Wenn ich sagen sollte, welche Erfahrungen aus der Schulzeit oder dem Studium ich nicht missen möchte, so ist der Anteil sehr gering bis unwichtig. Aber es gab Personen, Orte und Erlebnisse, die mich stark beeindruckt und beeinflusst haben.
Kinder sollten erhobenen Hauptes durch die Schulzeit gehen und nicht mit hängenden Schultern.
Schule soll stark machen. Dafür brauchen wir Pädagogen und Eltern, die neue Wege gehen wollen, damit ihre Kinder ihr Potenzial entfalten können. Es muss einen Zwischenweg geben, eine Alternative zwischen »Die Lehrer machen das alleine, Eltern halten sich raus und wissen gar nicht wirklich, was ihre Kinder da in der Schule so tun und lernen« und »Die Eltern haben das Gefühl, alles auffangen zu müssen, wobei das Lernen Zuhause ständig zu Stress führt«. Es gibt Eltern, die sich für das Lernen ihrer Kinder interessieren und Anteil nehmen an den damit verbundenen Erwartungen. Sie sehen ihr Kind, und im Vordergrund steht, ob es dem Kind gut geht. Allerdings gibt es auch Eltern, die Zuhause Nachhilfelehrer ersetzen und zum verlängerten Arm der Lehrer werden. Sie setzen den Druck, dem die Kinder in der Schule ausgesetzt sind, fort. Ein kreativer Zwischenweg wäre für mich die Lösung. Ein erster Schritt wäre es, mehr über das Lernen an sich zu erfahren.
Überall da, wo sich die Schullandschaft verändert, wo neue Schulformen initiiert werden, findet man Eltern, denen das Lernen ihrer Kinder nicht egal ist, die sich einsetzen, nach neuen Wegen suchen und diese mitgestalten.

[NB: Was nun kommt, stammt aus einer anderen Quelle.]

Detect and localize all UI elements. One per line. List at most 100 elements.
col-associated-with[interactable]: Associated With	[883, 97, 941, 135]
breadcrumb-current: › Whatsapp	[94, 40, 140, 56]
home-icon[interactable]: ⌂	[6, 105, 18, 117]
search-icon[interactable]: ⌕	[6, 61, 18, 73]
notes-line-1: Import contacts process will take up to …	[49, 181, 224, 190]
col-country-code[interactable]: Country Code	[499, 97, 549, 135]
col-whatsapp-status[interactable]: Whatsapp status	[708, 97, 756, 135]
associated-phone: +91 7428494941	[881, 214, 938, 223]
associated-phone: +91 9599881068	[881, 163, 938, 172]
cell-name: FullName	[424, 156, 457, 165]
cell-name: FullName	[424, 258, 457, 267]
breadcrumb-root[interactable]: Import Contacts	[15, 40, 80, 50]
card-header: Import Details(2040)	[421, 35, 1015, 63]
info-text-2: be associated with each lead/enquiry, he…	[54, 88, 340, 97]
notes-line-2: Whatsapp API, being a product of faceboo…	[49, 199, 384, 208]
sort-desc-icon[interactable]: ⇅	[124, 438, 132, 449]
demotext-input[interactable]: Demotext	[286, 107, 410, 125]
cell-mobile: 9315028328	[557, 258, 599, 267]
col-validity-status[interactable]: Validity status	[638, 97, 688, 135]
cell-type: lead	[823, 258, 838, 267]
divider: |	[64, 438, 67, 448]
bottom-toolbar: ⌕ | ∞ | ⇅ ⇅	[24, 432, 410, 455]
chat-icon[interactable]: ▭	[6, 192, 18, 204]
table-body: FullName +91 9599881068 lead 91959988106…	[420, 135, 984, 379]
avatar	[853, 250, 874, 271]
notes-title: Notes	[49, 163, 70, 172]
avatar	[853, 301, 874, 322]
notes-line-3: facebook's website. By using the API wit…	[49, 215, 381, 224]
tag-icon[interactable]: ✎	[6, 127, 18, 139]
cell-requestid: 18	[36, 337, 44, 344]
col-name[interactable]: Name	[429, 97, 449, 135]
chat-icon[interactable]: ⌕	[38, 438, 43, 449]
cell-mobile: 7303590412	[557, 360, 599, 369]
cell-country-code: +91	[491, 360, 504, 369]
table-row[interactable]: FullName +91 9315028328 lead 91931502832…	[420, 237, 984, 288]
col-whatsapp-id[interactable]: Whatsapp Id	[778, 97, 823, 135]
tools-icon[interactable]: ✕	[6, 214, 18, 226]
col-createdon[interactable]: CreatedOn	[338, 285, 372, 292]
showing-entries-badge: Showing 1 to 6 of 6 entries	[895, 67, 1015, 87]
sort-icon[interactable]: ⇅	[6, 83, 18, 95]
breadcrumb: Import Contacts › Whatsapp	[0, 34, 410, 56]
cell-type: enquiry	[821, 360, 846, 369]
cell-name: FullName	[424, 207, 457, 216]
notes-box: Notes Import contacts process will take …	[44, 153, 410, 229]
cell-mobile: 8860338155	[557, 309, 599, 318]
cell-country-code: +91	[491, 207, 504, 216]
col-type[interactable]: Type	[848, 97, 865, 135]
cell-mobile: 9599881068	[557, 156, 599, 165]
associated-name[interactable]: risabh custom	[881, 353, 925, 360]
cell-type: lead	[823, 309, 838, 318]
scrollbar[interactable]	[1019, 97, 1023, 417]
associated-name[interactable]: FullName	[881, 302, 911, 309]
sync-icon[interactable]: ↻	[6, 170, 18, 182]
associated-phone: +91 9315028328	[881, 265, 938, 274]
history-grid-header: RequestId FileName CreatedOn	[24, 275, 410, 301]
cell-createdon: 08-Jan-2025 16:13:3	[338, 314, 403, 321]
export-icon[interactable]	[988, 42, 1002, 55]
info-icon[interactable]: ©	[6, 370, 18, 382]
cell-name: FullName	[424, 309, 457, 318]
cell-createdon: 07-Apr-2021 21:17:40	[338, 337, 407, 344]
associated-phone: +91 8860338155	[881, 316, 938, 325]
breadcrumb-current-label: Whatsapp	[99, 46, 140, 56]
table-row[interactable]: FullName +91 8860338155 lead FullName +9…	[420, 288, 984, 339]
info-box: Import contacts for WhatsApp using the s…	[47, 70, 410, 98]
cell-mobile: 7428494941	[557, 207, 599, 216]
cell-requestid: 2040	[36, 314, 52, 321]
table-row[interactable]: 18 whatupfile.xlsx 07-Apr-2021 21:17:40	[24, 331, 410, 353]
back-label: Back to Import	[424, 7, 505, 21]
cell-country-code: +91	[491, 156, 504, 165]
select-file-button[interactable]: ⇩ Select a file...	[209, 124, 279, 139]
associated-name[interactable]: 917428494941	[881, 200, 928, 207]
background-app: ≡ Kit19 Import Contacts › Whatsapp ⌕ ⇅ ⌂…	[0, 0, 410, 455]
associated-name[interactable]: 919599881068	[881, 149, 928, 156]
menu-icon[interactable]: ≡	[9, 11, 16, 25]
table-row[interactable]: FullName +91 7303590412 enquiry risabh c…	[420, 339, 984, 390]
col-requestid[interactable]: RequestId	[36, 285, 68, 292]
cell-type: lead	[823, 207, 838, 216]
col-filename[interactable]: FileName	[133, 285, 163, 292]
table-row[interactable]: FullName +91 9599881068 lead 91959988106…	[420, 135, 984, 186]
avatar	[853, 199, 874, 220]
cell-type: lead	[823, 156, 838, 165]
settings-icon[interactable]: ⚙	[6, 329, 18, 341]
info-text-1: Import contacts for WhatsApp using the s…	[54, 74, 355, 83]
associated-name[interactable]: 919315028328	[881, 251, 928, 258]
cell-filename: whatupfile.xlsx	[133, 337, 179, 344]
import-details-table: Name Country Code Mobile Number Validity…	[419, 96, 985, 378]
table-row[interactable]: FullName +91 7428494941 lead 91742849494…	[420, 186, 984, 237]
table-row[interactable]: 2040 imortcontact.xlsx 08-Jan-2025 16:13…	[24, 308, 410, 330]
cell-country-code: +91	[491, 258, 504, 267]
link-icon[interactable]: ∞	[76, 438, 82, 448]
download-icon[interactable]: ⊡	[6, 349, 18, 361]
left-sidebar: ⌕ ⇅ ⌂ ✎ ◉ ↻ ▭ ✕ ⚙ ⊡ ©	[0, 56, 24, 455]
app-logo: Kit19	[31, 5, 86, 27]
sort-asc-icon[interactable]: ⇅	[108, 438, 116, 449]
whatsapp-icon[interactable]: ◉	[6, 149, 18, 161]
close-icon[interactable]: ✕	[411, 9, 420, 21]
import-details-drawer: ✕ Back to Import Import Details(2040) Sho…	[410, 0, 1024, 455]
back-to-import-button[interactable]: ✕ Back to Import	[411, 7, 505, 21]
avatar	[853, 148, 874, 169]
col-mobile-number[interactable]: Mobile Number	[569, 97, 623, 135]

Nun, darum soll es in den nächsten Kapiteln zunächst einmal gehen. Wie funktioniert Lernen und was können wir tun, damit Lernen ohne Stress und Druck abläuft? Was ist die absolute Basis für erfolgreiches Lernen? Wie lassen sich Bewegung, Kreativität und Spaß ins Lernen integrieren? Der Weg zu einem Bildungssystem, das stark macht und auf die Qualitäten der Kinder vertraut, mag lang und steinig sein, doch je mehr wir wissen, wie Lernen entspannt funktioniert und dafür unsere Wahrnehmung schärfen, desto größer ist die Chance auf Veränderung.